Nasib Pengawas Sekolah pada Ujung Tanduk?

Siti Yulaikhah
Mahasiswa Proyek Doktoral Universitas Pakuan Bogor
Kebijakan baru Kementerian Pendayagunaan Aparatur Negara kemudian Reformasi Birokrasi (Kemenpan RB) melalui Peraturan Menteri Nomor 21 Tahun 2024 mengintegrasikan jabatan fungsional pengawas sekolah , penilik sekolah, kemudian pamong belajar ke di jabatan fungsional guru. Perubahan ini ditengarai memunculkan tantangan bagi sistem supervisi pendidikan.
Mengapa? Ini adalah teristimewa oleh sebab itu pengawas sekolah memiliki peran kunci pada peningkatan mutu pendidikan. Peraturan ini menyebutkan bahwa setelahnya dua periode menjabat, pengawas akan kembali menjadi guru Ini adalah akan berpotensi memengaruhi stabilitas karier kemudian motivasi kerja.
Efisiensi Birokrasi
Pemerintah berargumen bahwa kebijakan ini bertujuan meningkatkan efisiensi birokrasi serta anggaran pendidikan. Pertama, dengan menghurangi lapisan struktural, supervisi akademik diharapkan lebih besar dekat dengan praktik kelas.
Kedua, kepala sekolah akan berperan lebih tinggi berpartisipasi pada supervisi. Ketiga, dana yang dimaksud sebelumnya dialokasikan untuk pengawas dapat digunakan untuk pengembangan profesionalisme guru melalui inisiatif seperti Professional Learning Community (PLC).
Namun, tanpa dukungan pelatihan lalu sistem yang mana memadai, efisiensi ini berisiko menurunkan kualitas supervisi. Juga ditengarai bahwa kebijakan ini berpotensi memunculkan keterpurukan di pengawasan.
Penghapusan pengawas sekolah dapat melemah sistem supervisi sebab guru yang dimaksud ditunjuk sebagai pendamping satuan sekolah mungkin saja bukan miliki keahlian khusus pada supervisi.
Kurangnya objektivitas pada penilaian juga menjadi perhatian dikarenakan pengawas sebelumnya mempunyai kedudukan independen. Jika pengawasan tidak ada efektif, kualitas pengajaran dan juga akuntabilitas di sekolah mampu menurun, sehingga diperlukan mekanisme alternatif untuk menjaga standar supervisi.
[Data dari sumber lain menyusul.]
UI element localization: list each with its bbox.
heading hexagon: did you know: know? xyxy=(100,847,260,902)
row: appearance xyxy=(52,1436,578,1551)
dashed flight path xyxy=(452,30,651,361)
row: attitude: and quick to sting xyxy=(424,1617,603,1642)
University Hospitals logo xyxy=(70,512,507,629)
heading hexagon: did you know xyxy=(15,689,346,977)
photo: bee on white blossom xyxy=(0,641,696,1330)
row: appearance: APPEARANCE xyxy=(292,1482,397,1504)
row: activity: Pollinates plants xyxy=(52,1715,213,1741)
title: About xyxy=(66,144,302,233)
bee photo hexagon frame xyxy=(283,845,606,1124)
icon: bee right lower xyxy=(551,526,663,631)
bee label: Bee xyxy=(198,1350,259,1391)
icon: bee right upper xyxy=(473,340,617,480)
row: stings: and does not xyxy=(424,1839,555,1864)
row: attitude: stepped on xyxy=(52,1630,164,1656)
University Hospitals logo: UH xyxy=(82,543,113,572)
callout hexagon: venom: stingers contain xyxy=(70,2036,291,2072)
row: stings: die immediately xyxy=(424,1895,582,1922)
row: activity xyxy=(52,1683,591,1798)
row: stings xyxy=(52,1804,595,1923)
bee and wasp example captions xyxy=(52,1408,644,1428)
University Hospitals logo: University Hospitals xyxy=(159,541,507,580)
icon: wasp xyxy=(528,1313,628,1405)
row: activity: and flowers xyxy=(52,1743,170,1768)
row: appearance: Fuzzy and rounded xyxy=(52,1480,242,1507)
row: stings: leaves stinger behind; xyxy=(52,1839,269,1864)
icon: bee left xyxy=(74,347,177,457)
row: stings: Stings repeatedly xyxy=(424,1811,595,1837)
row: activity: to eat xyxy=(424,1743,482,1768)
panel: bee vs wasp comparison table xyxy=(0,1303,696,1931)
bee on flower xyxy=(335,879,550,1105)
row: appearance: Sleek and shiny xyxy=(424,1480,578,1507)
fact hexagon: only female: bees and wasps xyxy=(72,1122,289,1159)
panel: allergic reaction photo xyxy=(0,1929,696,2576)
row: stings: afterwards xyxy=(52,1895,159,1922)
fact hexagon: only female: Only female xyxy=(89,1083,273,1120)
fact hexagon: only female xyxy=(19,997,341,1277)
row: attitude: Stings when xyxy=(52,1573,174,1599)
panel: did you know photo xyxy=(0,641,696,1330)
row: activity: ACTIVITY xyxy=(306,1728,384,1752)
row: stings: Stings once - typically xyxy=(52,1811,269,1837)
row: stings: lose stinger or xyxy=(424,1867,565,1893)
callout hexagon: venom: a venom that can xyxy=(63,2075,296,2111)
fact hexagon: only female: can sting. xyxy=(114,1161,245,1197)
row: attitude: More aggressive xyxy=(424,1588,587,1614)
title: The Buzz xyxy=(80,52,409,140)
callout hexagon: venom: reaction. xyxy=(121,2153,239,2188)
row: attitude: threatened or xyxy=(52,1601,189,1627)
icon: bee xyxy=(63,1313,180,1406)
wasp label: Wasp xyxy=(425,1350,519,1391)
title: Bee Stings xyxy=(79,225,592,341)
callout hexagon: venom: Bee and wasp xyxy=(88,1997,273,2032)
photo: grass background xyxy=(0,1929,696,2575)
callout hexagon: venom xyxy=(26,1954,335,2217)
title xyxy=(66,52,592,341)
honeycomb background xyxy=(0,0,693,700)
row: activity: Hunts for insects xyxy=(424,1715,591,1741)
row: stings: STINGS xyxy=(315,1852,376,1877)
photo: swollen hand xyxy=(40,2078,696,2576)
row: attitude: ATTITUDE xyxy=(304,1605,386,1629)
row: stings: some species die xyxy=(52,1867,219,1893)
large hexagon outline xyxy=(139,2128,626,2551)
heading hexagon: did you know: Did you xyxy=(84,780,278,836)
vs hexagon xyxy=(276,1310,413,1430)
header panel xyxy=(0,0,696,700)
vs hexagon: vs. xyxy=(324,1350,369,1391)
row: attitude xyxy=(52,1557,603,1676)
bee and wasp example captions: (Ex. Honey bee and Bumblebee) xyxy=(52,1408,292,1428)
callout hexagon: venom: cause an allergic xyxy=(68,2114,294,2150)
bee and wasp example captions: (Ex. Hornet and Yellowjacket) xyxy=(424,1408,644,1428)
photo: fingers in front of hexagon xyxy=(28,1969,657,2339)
Dampak Sosial juga Psikologis bagi Pengawas
Selain tantangan administratif, kebijakan ini juga berpotensi mengakibatkan dampak psikologis bagi pengawas yang tersebut kembali menjadi guru. Pergeseran peran dari pengawas yang dimaksud mempunyai otoritas supervisi menjadi guru pada kelas dapat memunculkan perasaan menurunkan pada jenjang karier. Hal ini bisa jadi berdampak pada motivasi kerja kemudian tingkat kepuasan profesional.
Beberapa pengawas mungkin saja menghadapi kesulitan di menyesuaikan diri dengan budaya kerja yang digunakan berbeda, teristimewa jikalau mereka sebelumnya bekerja di struktur yang tersebut lebih tinggi independen.Fakta sebagai implikasi kebijakan ini yaitu kembali ke kedudukan guru setelahnya bertahun-tahun menjadi pengawas memunculkan tantangan besar. Mereka perlu beradaptasi dengan pembaharuan kurikulum, metode pembelajaran berbasis teknologi, dan juga dinamika kelas.
Selain itu, faktor usia menjadi kendala akibat sebagian besar pengawas yang kembali menjadi guru sudah ada berusia 55 tahun ke atas. Transisi ini juga berpotensi menurunkan motivasi kerja dikarenakan pembaharuan status jabatan dan juga kurangnya jenjang karier lanjutan.
Solusi Alternatif
Untuk mengatasi tantangan ini, pemerintah dapat mempertimbangkan beberapa solusi. Pertama, menjadikan Pengawas sebagai Konsultan atau Mentor, yaitu menjadikan pengawas senior sebagai mentor bagi guru pemula, sehingga pengalaman dia tetap memperlihatkan bermanfaat bagi dunia pendidikan. Kedua, jalur karier alternatif di tempat Dinas Pendidikan, misalnya menduduki sikap strategis pada perumusan kebijakan pendidikan.
Ketiga, menjadi dosen atau instruktur pelatihan guru. Hal ini memungkinkan pengawas berkecimpung ke dunia akademik agar dapat membantu membimbing calon guru kemudian tenaga pendidik lainnya.Keempat, menyesuaikan beban mengajar, yaitujika harus kembali menjadi guru, beban mengajar sebaiknya dikurangi kemudian tambahan difokuskan pada pembinaan guru pada komunitas profesional seperti PLC.